Exact physical models can only be computed for very small fragments of silk fiber by computer techniques today. Even for supercomputers it takes months to compute single components.

“We use the results of our own calculations and scale them up to the whole silk fiber, similar to extrapolation,” she explains. “We use methods and techniques of engineers, which are for example used by crash tests.”

Thus, the HITS-scientists can explore with their computer simulations how the whole silk fiber is responsive to mechanical force, if it is pulled for example.

This results in how the main component of the silk protein has to be arranged to achieve optimal breaking strength and elasticity.

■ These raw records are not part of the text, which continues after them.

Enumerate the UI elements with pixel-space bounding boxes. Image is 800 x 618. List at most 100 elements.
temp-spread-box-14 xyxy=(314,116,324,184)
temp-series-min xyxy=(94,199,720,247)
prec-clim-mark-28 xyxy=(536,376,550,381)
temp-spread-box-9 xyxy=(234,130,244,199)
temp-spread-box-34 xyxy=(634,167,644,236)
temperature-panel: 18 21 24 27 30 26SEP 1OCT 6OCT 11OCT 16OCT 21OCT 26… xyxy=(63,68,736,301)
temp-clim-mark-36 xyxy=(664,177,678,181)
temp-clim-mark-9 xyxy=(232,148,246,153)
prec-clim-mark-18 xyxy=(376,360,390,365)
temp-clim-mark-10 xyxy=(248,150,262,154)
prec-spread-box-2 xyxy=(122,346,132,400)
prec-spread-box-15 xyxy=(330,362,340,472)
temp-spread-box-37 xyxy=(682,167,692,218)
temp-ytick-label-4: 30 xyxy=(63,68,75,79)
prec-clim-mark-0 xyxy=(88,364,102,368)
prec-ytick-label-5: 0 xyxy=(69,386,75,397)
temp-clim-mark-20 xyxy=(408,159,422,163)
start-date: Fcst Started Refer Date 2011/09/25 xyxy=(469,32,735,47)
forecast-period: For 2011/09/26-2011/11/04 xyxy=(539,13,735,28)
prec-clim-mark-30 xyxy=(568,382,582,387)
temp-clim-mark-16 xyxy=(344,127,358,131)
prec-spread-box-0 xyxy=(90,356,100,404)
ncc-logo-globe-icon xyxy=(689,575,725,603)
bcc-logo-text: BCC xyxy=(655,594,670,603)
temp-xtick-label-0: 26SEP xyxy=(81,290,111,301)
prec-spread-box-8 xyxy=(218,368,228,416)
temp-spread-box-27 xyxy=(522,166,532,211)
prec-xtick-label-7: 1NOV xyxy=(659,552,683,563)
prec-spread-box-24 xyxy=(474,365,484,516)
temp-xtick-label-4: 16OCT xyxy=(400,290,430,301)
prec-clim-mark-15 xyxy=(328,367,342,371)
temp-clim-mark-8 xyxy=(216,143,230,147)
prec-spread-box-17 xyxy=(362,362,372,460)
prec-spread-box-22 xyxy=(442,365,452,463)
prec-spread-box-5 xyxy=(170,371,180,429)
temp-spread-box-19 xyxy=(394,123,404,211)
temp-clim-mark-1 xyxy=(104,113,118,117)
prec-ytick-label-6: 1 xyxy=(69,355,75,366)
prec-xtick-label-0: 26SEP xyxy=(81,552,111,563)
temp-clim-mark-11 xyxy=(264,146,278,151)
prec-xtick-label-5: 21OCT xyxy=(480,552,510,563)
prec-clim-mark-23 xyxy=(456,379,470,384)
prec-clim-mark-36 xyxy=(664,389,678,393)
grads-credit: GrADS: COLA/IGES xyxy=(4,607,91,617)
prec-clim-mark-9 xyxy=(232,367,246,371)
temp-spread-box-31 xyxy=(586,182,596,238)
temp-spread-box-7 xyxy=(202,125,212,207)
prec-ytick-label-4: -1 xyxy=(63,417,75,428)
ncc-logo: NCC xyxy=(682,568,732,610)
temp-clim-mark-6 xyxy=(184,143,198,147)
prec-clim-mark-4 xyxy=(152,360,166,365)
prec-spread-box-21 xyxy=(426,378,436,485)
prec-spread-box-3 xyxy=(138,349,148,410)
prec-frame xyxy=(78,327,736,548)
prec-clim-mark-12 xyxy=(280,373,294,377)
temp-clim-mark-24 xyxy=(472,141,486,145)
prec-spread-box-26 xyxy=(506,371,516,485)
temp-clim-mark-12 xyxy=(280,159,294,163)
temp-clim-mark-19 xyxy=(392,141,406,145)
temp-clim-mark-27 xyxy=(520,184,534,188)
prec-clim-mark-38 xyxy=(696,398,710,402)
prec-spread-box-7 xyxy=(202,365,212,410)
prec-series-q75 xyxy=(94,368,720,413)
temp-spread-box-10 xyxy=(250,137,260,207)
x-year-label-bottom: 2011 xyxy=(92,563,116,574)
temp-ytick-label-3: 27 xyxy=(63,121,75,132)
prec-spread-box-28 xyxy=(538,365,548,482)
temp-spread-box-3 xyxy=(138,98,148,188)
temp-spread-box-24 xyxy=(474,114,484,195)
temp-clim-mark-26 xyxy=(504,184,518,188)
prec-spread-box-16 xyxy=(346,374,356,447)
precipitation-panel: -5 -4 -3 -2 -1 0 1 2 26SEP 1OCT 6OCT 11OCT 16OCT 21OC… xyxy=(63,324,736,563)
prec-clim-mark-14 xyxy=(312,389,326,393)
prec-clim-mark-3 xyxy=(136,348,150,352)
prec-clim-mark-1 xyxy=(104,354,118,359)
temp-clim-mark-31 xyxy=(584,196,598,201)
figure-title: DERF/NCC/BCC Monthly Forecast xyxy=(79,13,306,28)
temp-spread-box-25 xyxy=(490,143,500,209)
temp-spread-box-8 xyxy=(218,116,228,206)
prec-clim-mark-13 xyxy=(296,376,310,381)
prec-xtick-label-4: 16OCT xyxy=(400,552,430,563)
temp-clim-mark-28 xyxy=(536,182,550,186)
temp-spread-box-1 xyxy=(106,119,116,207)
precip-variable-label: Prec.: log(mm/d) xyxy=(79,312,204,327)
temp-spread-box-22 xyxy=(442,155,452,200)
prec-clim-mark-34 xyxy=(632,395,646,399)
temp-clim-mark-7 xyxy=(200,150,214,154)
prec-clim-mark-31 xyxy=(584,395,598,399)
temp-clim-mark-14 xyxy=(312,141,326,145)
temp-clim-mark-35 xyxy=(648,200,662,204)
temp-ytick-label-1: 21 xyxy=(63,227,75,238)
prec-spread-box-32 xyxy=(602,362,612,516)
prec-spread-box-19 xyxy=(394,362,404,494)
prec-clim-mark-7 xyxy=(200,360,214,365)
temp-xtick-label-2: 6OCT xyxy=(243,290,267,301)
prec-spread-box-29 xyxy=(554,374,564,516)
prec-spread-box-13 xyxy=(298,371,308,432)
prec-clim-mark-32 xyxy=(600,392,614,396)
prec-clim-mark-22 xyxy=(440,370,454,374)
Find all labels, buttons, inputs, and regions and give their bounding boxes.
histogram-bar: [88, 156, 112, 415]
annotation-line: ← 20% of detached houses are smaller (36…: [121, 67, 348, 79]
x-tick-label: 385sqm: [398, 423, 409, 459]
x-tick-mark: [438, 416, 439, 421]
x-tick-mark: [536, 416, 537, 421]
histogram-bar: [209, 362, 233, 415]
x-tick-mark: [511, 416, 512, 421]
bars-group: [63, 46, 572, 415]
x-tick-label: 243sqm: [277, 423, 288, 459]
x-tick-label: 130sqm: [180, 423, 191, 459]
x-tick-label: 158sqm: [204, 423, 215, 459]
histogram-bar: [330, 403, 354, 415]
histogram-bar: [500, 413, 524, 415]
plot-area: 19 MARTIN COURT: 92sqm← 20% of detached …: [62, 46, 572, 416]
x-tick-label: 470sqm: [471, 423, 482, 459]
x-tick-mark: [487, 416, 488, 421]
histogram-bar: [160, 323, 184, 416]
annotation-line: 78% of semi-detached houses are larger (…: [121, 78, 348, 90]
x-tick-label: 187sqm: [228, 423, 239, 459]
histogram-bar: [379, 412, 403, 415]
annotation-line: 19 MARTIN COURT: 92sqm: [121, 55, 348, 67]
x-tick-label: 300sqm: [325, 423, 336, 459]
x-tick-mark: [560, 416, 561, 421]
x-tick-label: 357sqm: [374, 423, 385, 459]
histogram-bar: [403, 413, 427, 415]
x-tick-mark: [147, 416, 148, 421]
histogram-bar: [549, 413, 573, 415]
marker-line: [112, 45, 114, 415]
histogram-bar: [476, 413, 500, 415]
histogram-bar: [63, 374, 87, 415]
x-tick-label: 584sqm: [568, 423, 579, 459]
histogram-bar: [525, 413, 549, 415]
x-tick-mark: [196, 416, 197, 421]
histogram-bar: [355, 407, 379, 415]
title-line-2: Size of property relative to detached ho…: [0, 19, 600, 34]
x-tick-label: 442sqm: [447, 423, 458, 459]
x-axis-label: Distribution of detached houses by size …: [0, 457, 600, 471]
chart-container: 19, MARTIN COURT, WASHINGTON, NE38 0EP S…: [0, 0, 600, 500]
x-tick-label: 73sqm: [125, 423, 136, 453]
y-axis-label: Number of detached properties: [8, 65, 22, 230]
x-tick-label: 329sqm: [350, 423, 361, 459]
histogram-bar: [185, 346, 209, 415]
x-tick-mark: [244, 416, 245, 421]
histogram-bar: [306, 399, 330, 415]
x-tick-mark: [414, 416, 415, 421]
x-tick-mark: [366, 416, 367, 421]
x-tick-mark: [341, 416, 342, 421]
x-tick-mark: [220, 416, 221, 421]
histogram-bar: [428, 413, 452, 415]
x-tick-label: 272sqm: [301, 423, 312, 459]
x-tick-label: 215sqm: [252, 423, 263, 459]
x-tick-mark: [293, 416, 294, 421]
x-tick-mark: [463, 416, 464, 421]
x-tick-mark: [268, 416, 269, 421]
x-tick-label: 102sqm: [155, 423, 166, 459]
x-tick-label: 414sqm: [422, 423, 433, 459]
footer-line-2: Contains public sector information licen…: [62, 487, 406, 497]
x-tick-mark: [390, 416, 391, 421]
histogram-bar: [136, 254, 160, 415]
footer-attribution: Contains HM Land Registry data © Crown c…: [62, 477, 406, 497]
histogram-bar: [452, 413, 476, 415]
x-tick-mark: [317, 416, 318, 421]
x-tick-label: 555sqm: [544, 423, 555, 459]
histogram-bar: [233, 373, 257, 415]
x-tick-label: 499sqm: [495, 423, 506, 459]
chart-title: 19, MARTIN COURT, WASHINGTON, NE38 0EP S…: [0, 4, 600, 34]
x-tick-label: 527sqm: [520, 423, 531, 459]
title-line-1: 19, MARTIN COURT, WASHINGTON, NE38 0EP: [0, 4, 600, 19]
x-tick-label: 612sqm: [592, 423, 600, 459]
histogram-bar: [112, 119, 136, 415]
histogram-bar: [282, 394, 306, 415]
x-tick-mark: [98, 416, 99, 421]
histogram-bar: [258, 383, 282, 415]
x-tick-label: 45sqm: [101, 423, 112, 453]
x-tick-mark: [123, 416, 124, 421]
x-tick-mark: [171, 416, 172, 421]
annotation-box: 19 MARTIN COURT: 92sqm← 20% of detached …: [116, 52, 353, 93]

“The main components are on the one hand crystalline, thus very ordered, assemblies and on the other hand soft, disordered units.”


Until now, it was presumed the two silk components were  arranged by accident. It is now shown silk is only really tear-resistant, if these components are arranged in continuous slices – “like filmy slices of salami,” she says. 

“Our computer schemes can help polymer chemists to develop new materials which are both tear-resistant and elastic,” Frauke Gräter concludes.